Each law enforcement agency in the state has to obtain a permit from the state to operate speed detection equipment, whether radar or laser. Those permits are only available to qualifying full time law enforcement agencies.  They require the local government authority to post warning signs that such equipment is in use.  Operators of the equipment must be properly trained and permitted.  Equipment must be calibrated according to a strict schedule.  These rules do not apply to the Georgia State Patrol.  the state permit details the roadways on which the agency is authorized to operate speed detection devices.

A stationary patrol vehicle can only operate a speed detection device if the patrol vehicle is visible for a distance of at least 500 feet.  In other words, no hiding behind shrubs, billboards or other obstructions.  OCGA 40-14-7.

County, city and campus officers cannot make a charge unless the speed detected is more than 10 mph over the speed limit and a person cannot be convicted of speeding 10 mph or less over the speed limit based on a speed detection device reading.  OCGA 40-14-8.  The only exception to this rule is in school zones, marked historic districts and properly marked residential districts.  A district is not considered a residential district if the speed limit is 35 miles per hour or more.  The school zone rule covers from one hour before school start, during the school day, and up to one hour after school ends.  That exception can be extended for afterschool programs.  

Speed detection devices cannot be used by local law enforcement within certain distances of the required signage.  The distances are 300 feet from a reduction of speed limit sign inside city limits or within 600 feet of a reduction of speed limit sign outside city limits.  OCGA 40-14-9.
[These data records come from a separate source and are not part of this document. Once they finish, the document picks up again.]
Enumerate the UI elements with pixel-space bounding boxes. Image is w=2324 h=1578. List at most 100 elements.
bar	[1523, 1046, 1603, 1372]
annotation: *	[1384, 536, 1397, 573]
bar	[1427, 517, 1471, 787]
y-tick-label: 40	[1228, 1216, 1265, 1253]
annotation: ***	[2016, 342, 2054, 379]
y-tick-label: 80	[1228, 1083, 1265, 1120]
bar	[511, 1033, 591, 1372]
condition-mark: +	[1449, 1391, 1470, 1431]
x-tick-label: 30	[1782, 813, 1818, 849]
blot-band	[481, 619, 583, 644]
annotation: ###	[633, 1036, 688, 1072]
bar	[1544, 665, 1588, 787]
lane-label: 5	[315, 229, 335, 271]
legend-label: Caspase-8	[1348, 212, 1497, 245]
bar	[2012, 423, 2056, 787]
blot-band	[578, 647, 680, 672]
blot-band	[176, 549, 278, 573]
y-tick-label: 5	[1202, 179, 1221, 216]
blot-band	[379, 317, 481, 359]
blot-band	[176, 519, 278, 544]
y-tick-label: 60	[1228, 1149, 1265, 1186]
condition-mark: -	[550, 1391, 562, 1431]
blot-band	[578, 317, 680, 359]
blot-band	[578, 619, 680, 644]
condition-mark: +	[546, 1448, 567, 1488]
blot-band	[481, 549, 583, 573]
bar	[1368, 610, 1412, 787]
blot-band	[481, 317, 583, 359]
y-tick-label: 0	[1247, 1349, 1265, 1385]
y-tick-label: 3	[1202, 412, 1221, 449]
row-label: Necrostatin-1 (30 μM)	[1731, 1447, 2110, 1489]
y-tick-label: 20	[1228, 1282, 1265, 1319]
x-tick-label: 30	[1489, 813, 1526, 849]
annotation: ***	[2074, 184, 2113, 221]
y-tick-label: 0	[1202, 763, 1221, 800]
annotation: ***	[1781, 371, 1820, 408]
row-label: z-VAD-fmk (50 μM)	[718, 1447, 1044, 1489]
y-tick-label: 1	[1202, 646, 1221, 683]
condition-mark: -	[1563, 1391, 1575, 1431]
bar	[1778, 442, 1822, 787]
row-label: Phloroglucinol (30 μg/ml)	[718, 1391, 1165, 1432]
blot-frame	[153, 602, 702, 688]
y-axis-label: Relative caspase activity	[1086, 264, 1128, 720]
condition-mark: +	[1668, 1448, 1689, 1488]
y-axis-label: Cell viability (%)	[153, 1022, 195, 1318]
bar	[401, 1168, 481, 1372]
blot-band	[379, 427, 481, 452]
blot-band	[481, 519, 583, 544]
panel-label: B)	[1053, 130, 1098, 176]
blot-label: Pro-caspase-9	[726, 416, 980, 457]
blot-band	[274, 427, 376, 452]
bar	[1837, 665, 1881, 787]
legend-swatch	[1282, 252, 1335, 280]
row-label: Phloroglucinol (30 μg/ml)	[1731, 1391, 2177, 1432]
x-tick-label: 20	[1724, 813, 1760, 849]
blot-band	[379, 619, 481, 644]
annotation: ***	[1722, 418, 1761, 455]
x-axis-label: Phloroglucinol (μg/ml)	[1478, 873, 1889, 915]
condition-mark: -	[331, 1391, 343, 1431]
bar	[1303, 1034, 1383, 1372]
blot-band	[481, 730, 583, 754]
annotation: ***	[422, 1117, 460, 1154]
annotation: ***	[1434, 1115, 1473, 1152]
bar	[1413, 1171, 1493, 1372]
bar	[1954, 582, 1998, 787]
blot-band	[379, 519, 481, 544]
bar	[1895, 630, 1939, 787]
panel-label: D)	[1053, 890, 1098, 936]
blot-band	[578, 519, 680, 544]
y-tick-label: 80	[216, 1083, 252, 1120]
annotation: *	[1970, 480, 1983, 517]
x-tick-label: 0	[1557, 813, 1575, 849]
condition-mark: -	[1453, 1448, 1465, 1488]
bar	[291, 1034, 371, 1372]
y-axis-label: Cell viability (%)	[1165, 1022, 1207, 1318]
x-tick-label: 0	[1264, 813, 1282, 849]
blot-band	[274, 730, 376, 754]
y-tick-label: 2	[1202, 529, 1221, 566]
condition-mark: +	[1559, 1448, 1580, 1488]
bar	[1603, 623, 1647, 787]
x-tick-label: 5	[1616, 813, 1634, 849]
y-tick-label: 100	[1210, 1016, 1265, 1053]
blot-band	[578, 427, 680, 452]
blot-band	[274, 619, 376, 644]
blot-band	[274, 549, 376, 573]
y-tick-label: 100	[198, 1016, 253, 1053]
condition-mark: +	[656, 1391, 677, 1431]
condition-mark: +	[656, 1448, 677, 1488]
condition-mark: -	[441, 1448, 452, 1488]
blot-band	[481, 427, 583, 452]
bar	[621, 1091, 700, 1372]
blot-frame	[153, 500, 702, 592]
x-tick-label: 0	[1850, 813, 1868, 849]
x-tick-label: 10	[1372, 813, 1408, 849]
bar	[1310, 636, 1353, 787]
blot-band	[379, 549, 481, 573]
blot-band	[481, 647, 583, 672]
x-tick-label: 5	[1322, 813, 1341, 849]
Speed detection devices cannot be used by local law enforcement on any portion of a highway which has a grade in excess of 7 percent.  Note:  the state permits will often exclude these sections of roads from the state permits, so that is one way to determine if the grade is steep enough to qualify.  For initial determinations, I use a four foot level and a yardstick.  If it is a state highway, you can often send off to Georgia DOT for the road plans that will show the grade of the road.  Otherwise, if I think the road is too steep, I will then hire a surveyor to shoot the elevations in segments of the roadway, so that I have a witness and an exhibit to show the grade.  I did this several years ago for a local hill and beat the speeding ticket and then was able to use the survey to beat a DUI charge where the reason for the stop was speeding based on radar.  The grade rule applies to both stationary and moving speed detection devices.